Required Experience: 10+ years in an information security and/or information technology role requiring interaction with senior leadership, of which 7+ years are related to specific experience with information security and technical policy and compliance in a complex international environment. and 7+ years supervisory experience. and 7+ years with frameworks such as CIS, COBIT, NIST 800 series and ISO 2700x and their application to cybersecurity and IT policy and compliance
Preferred Experience: 5+ years higher education and 5+ years in an international setting and 5+ years conducting investigations
Required Skills, Knowledge and Abilities: Strong knowledge of specific compliance drivers, including: GDPR (General Data Protection Regulation), Shield Act, PCI-DSS (Payment Card Industry-Data Security Standards), GLBA (Gramm-Leach-Bliley Act), HIPAA Privacy and Security (Health Insurance Portability and Accountability Act), NYS DFS (New York State Department of Financial Services) Cybersecurity Regulation, Export Control (ITAR, EAR, OFAC), Controlled Unclassified Information (CUI), DMCA (Digital Millennium Copyright Information), FERPA (Family Education Rights and Privacy Act), FISMA (Federal Information Security Management Act), and Red Flags Rule for Identity Theft Prevention Working knowledge of frameworks such as COBIT, NIST 800 series and ISO 2700x and their application to policy and compliance Demonstrates the ability to influence others and communicate clearly and effectively with a wide variety of internal and external people, both in formal and informal circumstances, and where necessary to gain their agreement and acceptance. Ability to understand the implications of new information for both current and future problem-solving and decision-making and demonstrates a high commitment to quality. Knowledge of processes that build and sustain an environment that adheres to the highest standards of integrity, ethics and confidentiality. Effective interpersonal skills with excellent written and verbal communication abilities adjustable to audience Ability to work in a fast-paced and dynamic environment, simultaneously handling multiple priorities
Preferred Skills, Knowledge and Abilities: Awareness of Six Sigma, ITIL, and Project Management a plus.

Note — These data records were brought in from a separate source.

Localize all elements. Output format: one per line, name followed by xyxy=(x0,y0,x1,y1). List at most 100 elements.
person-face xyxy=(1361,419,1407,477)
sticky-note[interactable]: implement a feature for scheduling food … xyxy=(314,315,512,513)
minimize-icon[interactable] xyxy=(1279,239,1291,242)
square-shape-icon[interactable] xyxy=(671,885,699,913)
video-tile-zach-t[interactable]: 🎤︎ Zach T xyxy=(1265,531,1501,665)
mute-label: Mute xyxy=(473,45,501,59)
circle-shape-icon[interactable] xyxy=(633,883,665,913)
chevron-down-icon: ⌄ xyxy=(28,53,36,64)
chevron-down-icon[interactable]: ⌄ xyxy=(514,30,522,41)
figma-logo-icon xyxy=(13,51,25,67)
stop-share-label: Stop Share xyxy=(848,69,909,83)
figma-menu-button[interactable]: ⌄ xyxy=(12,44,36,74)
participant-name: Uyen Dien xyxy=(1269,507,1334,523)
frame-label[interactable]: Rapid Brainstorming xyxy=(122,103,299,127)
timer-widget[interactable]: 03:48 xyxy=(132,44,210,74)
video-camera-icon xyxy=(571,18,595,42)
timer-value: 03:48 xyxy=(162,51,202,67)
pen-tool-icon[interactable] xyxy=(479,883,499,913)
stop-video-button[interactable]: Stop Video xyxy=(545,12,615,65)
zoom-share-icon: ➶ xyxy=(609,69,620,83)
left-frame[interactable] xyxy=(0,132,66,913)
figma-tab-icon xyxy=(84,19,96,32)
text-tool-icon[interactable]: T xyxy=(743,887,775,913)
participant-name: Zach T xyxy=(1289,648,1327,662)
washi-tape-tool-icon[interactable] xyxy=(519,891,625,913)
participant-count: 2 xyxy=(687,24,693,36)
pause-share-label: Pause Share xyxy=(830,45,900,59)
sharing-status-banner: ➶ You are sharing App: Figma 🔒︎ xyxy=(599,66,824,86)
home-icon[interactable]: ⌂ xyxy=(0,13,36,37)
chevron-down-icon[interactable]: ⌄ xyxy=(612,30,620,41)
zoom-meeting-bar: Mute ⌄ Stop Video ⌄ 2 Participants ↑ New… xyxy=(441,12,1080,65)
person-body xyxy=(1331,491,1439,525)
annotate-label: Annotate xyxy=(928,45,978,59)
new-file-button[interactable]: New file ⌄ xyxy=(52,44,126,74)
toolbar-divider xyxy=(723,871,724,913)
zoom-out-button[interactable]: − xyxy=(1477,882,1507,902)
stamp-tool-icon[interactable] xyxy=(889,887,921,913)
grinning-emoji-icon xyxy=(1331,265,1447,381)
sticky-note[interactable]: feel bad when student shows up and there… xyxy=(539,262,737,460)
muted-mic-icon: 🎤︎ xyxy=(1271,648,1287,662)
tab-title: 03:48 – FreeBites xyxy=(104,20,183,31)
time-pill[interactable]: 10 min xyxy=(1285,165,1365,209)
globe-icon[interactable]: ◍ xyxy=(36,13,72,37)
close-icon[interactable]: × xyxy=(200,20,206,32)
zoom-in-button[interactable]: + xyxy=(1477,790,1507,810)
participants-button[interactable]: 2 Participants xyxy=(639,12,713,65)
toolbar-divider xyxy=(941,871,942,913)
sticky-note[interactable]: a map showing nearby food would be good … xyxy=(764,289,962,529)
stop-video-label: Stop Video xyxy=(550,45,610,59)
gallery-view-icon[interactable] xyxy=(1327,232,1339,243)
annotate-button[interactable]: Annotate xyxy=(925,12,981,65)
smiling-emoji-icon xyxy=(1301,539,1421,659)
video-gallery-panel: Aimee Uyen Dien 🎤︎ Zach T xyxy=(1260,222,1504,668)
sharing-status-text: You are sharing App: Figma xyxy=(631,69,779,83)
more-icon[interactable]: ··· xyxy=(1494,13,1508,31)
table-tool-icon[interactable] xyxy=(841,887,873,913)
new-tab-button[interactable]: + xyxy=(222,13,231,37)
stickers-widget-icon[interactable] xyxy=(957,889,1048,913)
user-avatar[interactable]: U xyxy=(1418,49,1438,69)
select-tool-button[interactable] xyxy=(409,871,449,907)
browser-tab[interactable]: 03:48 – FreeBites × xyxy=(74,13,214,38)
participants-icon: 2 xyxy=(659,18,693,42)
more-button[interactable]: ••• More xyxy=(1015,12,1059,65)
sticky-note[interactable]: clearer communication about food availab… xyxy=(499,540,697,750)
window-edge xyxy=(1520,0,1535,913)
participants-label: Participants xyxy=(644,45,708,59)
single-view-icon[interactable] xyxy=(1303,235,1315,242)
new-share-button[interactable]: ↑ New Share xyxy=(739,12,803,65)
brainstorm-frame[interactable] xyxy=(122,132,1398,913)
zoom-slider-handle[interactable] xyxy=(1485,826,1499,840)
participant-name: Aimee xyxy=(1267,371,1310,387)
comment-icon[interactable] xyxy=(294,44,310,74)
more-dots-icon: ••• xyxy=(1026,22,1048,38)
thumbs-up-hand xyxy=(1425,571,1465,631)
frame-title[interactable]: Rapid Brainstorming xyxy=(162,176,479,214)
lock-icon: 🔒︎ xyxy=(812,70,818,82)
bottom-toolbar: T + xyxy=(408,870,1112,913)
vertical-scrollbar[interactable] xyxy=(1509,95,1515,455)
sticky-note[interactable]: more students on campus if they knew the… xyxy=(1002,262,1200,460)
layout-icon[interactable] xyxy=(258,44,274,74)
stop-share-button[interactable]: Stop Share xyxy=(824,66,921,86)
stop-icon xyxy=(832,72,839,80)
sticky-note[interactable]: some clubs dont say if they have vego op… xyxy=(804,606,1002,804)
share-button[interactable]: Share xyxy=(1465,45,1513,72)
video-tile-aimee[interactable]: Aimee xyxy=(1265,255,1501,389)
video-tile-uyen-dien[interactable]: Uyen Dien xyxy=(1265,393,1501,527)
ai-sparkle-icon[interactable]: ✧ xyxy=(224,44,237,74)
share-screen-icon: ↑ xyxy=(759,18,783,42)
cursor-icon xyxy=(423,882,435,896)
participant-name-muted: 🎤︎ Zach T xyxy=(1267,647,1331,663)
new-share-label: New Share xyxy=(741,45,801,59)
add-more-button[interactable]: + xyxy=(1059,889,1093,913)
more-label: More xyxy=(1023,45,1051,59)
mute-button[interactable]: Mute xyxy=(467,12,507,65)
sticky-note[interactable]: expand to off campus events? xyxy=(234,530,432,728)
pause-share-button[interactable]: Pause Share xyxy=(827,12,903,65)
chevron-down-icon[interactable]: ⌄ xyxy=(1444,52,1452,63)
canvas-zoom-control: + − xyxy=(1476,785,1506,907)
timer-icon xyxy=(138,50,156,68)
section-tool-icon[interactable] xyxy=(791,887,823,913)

NYU aims to be among the greenest urban campuses in the country and carbon neutral by 2040. Learn more at nyu.edu/sustainability.
Founded in 1831, New York University is now one of the largest private universities in the United States. Of the more than 3,000 colleges and universities in America, New York University is one of only 60 member institutions of the distinguished Association of American Universities.